Simon Fraser University


SIMON FRASER UNIVERSITY (SFU), atop Burnaby Mt, 30 minutes east of downtown VANCOUVER in BURNABY, opened on 9 Sept 1965 just 2 years after W.A.C. BENNETT's SOCIAL CREDIT government decided to build it. It was created under the leadership of the physicist Gordon SHRUM, who became the first chancellor. The design competition was won by Vancouver architects Arthur ERICKSON and Geoff MASSEY for their daring combination of concrete block and open plazas. The university opened just in time for the student protest movement of the late 1960s, and many of its faculty were American New Leftists, so it was not surprising that the university, dubbed Radical U, was convulsed by occupations and demonstrations from the beginning. For much of the 1970s it operated under censure by the Canadian Assoc of Univ Teachers for alleged interference by the board of governors in academic affairs. Political activity on campus was quieter during the 1980s, which were more conservative financially and intellectually.
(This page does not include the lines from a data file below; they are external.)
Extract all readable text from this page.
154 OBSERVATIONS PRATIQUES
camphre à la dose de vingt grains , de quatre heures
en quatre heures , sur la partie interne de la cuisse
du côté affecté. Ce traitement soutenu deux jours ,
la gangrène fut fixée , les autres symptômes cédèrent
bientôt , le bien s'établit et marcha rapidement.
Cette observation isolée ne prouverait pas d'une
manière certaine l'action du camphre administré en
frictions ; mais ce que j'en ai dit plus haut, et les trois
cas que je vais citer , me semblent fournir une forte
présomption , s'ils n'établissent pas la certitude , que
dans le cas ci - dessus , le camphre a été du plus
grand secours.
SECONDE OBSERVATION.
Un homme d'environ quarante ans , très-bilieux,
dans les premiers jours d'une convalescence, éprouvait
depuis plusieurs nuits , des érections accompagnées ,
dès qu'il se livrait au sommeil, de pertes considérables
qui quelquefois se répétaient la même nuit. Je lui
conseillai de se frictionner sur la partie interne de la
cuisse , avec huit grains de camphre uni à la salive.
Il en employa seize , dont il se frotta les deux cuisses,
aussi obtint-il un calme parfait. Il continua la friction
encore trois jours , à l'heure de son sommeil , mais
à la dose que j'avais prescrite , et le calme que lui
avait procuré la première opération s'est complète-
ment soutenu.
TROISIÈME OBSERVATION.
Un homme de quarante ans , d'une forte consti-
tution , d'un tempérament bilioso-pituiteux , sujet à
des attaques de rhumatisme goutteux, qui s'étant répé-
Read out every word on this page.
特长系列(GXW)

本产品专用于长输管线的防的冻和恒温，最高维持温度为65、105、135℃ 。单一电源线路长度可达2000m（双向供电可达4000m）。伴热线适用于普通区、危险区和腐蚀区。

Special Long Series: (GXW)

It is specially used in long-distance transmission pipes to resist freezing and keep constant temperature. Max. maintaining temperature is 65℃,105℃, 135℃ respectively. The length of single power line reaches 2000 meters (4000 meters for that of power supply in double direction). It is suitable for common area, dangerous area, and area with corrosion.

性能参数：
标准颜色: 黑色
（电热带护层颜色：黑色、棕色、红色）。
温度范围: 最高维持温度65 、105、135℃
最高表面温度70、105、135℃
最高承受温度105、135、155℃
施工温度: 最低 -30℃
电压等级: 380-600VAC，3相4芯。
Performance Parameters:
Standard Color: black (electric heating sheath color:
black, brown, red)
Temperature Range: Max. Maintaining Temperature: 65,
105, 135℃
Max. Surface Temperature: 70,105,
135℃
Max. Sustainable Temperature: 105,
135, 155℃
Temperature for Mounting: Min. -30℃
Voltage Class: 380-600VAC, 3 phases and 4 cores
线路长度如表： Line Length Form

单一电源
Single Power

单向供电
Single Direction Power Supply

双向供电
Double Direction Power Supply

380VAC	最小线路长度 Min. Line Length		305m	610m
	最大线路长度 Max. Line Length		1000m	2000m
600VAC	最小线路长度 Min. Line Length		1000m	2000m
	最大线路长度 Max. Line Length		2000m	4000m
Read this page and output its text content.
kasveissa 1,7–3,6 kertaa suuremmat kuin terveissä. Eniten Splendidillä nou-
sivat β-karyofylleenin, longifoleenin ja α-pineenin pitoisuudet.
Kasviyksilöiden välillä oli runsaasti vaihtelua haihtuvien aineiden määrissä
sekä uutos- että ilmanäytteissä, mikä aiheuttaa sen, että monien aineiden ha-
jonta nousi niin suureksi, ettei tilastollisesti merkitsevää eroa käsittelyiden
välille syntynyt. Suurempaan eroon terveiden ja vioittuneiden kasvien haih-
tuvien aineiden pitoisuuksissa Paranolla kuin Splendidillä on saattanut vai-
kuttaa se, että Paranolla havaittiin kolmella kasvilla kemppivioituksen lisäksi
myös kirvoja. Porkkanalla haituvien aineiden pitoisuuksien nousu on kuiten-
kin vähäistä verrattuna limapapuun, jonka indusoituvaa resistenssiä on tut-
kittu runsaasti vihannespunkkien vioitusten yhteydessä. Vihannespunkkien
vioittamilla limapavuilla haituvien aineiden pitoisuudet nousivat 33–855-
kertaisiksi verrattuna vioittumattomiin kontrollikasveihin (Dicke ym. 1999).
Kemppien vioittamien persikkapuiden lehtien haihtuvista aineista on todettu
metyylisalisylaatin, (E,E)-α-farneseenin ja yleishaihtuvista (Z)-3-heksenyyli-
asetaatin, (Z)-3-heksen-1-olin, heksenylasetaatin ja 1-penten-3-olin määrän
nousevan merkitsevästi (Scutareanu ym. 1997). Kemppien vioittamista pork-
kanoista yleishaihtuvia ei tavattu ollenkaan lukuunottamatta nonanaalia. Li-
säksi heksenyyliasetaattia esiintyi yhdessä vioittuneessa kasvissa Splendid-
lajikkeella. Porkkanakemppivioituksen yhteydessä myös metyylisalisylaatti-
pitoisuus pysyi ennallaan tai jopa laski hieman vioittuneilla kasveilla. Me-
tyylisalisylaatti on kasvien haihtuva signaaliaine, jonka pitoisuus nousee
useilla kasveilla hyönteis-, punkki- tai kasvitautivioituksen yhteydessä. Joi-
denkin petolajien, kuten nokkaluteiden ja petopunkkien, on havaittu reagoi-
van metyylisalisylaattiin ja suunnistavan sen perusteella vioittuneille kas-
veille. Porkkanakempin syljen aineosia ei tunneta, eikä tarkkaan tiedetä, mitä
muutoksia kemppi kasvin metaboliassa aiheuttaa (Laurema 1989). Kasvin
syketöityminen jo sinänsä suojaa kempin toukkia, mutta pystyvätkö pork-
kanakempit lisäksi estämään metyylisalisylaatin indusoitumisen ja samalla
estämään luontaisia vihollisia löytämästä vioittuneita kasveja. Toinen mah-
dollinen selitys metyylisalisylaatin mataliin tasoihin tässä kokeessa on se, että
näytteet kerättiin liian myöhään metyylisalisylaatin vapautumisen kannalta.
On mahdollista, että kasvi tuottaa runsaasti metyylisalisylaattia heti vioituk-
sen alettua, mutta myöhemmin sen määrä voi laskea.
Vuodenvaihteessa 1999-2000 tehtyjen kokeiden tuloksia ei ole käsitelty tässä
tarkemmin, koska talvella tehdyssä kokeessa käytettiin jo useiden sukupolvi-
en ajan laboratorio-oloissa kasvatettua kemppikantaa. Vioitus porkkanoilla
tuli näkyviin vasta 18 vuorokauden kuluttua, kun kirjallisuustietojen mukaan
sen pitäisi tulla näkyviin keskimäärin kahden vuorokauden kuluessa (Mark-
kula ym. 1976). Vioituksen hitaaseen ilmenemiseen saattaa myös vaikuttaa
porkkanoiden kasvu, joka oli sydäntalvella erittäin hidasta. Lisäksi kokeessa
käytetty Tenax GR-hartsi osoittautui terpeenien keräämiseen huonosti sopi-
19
A satellite campus in a converted department store in downtown Vancouver opened on 5 May 1989, mainly to offer mid-career education opportunities, and a third campus opened in SURREY in 2003. There are now about 26,500 students and 760 full-time faculty. Presidents have been: Patrick McTAGGART-COWAN (1964–68), Kenneth Strand (1968–74), Pauline JEWETT (the first female president of a Canadian university, 1974–78), George Pedersen (1978–83), William Saywell (1983–94), John Stubbs (1994–97), Jack Blaney (1998–2000) and Michael Stevenson (appointed in 2000).
Reading: Hugh Johnston, Radical Campus: Making Simon Fraser University, 2005.